The role of male circumcision in the prevention of HIV infection has been investigated for at least a decade. Initially, several epidemiologic studies documented a reduced prevalence of HIV among circumcised men. However, there was no consensus among experts about whether circumcision status was a surrogate for sexual risk-taking or whether the presence of the foreskin was a biological risk factor for HIV infection. Therefore, 3 randomized trials were undertaken to assess whether male circumcision could reduce HIV infection in men. These trials demonstrated that male acquisition of HIV is reduced following circumcision.[3-5] Follow-up analyses have documented that the reduction in HIV incidence persists for years following study participation, lending further support to the long-term benefits of this procedure.[55-57] Despite the consistent evidence of a 60% reduction in HIV incidence in these trials, programs to make male circumcision broadly available to men have been faced with several challenges in many regions, including a lack of facilities for male circumcision, negative cultural views toward circumcision, and lack of governmental support. However, new devices that minimize the training needed to safely perform medical male circumcision have enabled broader implementation of this prevention strategy in areas with high HIV incidence. Secondary analyses have provided further data suggesting that male circumcision reduces the incidence of trichomoniasis, bacterial vaginosis, and genital ulcers in women, which could in turn reduce a woman’s risk of HIV acquisition.[58] Although male circumcision provided some benefits to women, it has not been shown to reduce HIV transmission from infected men to uninfected women.[59,60]

Some researchers had posited that male circumcision would reduce the risk of acquiring a sexually transmitted infection, and hence, the incidence of sexually transmitted infections was evaluated among men aged 18-24 years who had participated in a randomized trial of male circumcision.[61] However, the results showed that circumcised men had no fewer gonococcal, chlamydial, or Trichomonas infections than uncircumcised men.
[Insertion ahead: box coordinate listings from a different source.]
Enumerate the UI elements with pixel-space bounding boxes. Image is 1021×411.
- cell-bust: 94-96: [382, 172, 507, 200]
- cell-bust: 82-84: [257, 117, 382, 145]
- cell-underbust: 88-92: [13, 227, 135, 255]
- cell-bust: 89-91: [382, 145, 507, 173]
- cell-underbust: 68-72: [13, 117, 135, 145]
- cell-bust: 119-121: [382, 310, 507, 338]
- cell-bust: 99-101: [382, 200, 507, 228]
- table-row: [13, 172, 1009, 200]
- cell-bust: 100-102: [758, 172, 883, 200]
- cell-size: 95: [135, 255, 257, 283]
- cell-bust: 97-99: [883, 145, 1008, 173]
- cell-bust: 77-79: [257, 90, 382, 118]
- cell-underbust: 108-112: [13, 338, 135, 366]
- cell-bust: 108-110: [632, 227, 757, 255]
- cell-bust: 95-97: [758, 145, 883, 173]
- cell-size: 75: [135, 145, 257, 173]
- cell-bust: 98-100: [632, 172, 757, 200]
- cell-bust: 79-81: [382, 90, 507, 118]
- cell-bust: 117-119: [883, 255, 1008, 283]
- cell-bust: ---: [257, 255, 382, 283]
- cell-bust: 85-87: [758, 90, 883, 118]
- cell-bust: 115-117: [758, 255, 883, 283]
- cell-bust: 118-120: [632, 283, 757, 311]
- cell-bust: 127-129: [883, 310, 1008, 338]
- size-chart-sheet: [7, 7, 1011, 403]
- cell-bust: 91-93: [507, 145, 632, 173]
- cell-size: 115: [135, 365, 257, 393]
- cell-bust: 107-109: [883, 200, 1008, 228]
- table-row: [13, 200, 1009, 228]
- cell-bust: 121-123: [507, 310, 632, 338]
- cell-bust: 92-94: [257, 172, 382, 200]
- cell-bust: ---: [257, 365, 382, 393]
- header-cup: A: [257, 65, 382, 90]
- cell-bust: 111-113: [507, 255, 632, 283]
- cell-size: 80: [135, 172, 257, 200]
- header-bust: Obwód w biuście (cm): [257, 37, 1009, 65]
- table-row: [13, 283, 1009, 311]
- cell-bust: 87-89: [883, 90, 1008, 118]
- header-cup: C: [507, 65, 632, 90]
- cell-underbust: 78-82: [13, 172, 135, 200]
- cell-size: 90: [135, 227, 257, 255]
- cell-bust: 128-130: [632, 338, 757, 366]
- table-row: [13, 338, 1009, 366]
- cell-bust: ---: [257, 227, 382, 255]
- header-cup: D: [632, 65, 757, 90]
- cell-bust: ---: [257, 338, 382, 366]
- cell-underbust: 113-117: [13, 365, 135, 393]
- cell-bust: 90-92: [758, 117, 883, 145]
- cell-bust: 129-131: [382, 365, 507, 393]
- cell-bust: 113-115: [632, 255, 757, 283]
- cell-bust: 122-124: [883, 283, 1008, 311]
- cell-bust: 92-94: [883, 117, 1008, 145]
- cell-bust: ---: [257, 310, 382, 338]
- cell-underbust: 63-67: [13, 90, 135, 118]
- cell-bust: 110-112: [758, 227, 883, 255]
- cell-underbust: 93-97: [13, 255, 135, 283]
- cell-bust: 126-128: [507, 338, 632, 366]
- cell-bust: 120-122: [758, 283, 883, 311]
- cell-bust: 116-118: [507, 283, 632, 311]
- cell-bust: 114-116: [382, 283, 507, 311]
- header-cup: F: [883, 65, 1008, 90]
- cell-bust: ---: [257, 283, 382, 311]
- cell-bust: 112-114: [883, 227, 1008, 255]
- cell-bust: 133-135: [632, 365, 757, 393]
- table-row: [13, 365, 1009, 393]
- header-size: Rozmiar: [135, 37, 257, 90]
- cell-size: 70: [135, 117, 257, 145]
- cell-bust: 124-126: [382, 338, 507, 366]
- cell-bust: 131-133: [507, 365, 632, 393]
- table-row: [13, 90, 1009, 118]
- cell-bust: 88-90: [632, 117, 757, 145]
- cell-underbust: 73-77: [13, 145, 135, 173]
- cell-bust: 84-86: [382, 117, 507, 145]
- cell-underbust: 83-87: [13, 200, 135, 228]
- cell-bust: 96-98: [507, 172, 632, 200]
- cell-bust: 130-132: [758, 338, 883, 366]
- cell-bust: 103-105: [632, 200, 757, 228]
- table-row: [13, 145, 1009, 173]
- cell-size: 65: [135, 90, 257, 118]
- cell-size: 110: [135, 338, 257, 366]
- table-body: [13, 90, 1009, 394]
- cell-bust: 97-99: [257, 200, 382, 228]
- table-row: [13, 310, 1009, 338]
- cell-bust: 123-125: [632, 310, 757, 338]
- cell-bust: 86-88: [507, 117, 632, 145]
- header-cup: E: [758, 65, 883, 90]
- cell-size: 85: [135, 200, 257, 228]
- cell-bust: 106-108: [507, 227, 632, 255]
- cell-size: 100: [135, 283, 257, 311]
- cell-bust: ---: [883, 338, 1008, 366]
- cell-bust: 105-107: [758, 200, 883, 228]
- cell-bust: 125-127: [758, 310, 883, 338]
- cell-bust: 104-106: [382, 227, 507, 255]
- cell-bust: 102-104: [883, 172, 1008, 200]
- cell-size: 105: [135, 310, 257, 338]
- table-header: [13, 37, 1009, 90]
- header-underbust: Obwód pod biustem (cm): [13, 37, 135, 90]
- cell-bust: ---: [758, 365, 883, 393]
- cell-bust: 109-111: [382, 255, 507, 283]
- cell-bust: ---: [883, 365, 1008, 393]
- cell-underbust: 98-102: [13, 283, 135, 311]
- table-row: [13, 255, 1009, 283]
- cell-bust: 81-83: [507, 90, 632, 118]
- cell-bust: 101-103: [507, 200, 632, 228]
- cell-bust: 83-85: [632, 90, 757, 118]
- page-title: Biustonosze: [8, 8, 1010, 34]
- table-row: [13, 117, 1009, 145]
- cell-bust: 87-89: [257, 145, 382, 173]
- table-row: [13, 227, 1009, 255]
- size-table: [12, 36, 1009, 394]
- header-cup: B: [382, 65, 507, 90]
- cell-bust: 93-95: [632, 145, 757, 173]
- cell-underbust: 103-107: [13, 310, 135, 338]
A report from the CDC suggests that circumcision does not reduce the risk of HIV infection among MSM.[62] The data from 4889 participants from a trial of an investigational HIV vaccine were reanalyzed to assess whether circumcision was associated with a decreased risk of HIV infection in this population. The results revealed that there was a trend toward increased HIV risk among uncircumcised men who had insertive anal intercourse with a partner with HIV (adjusted HR: 1.78; P = 09). Most (86%) of the men in this study were circumcised, which limited the statistical power of the study to detect a difference in risk between those circumcised and those not. In addition, a meta-analysis of 53,567 MSM did not find a statistically significant association between circumcision and reduced risk of HIV infection (odds ratio 0.95; 95% CI: 0.81-1.11), although studies judged to be of higher quality in this meta analysis did tend to show an association between circumcision and decreased HIV.[63] These findings will likely lead to further debate regarding the protective benefits of circumcision for MSM.